Here’s a picture of the instructions. They look complicated, don’t they?

And here’s the hardware:
There’s actually more here than you think. Some stuff is nested. You have your casetta bianca and cassetta grigio, white and gray boxes. The white is for paper, books and cartons, stuff like that. The gray is for bottles and cans.
There are three colors of big sacks and one bio sack. The small bio sack goes inside the brown trash bin and is used for the umido kitchen stuff, the humid trash—things that compost, like fruit and vegetable material and those coffee pucks that exit from the espresso machine. The blue sacks are for plastic bottles and other thin-walled plastic things.
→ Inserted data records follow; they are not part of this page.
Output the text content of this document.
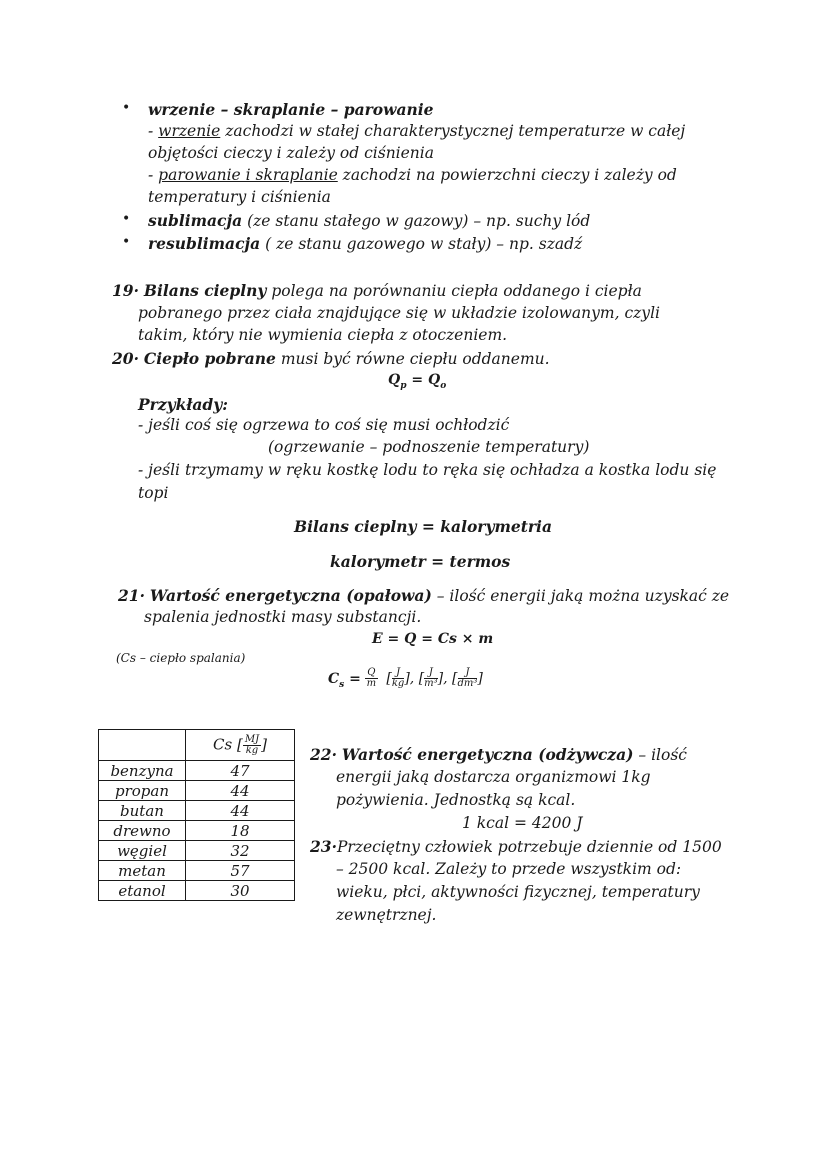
• wrzenie – skraplanie – parowanie
- wrzenie zachodzi w stałej charakterystycznej temperaturze w całej
objętości cieczy i zależy od ciśnienia
- parowanie i skraplanie zachodzi na powierzchni cieczy i zależy od
temperatury i ciśnienia
• sublimacja (ze stanu stałego w gazowy) – np. suchy lód
• resublimacja ( ze stanu gazowego w stały) – np. szadź
19· Bilans cieplny polega na porównaniu ciepła oddanego i ciepła
pobranego przez ciała znajdujące się w układzie izolowanym, czyli
takim, który nie wymienia ciepła z otoczeniem.
20· Ciepło pobrane musi być równe ciepłu oddanemu.
$Q_p = Q_o$
Przykłady:
- jeśli coś się ogrzewa to coś się musi ochłodzić
(ogrzewanie – podnoszenie temperatury)
- jeśli trzymamy w ręku kostkę lodu to ręka się ochładza a kostka lodu się
topi
Bilans cieplny = kalorymetria
kalorymetr = termos
21· Wartość energetyczna (opałowa) – ilość energii jaką można uzyskać ze
spalenia jednostki masy substancji.
E = Q = Cs × m
(Cs – ciepło spalania)
$C_s = \frac{Q}{m}$ [ $\frac{J}{kg}$ ], [ $\frac{J}{\text{m³}}$ ], [ $\frac{J}{\text{dm³}}$ ]
	Cs [ $\frac{MJ}{kg}$ ]
benzyna	47
propan	44
butan	44
drewno	18
węgiel	32
metan	57
etanol	30
22· Wartość energetyczna (odżywcza) – ilość
energii jaką dostarcza organizmowi 1kg
pożywienia. Jednostką są kcal.
1 kcal = 4200 J
23·Przeciętny człowiek potrzebuje dziennie od 1500
– 2500 kcal. Zależy to przede wszystkim od:
wieku, płci, aktywności fizycznej, temperatury
zewnętrznej.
The green sacks are for the garden stuff, old leaves and grass, that sorta thing. The big gray sacks are for the non-recyclable objects: plates, plastic cups, light bulbs, audio and video cassettes and your rubber objects (you devil you).
There is a day for everything to be set out in front of your house. The service is, in fact, called porta a porta or door to door. Thus the big dumpster at the end of our little road is gone, and we can now actually make the sharp turn into our little raod with no more than three up-and-backs.
The umido gets three pick-up days: Monday, Wednesday and Friday. The green garden stuff goes out on Saturday, and plastic on Wednesday, and the paper on Tuesday.
Frankly, it’s gonna take some getting used to. I mean, I hardly know where to throw things any more. It’s really complicated; the rules are lots more specific than I’ve outlined here.
One thing I do know. After this experience, my Italian vocabulary will be quite strong in the area of refuse. I will talk trash like a pro.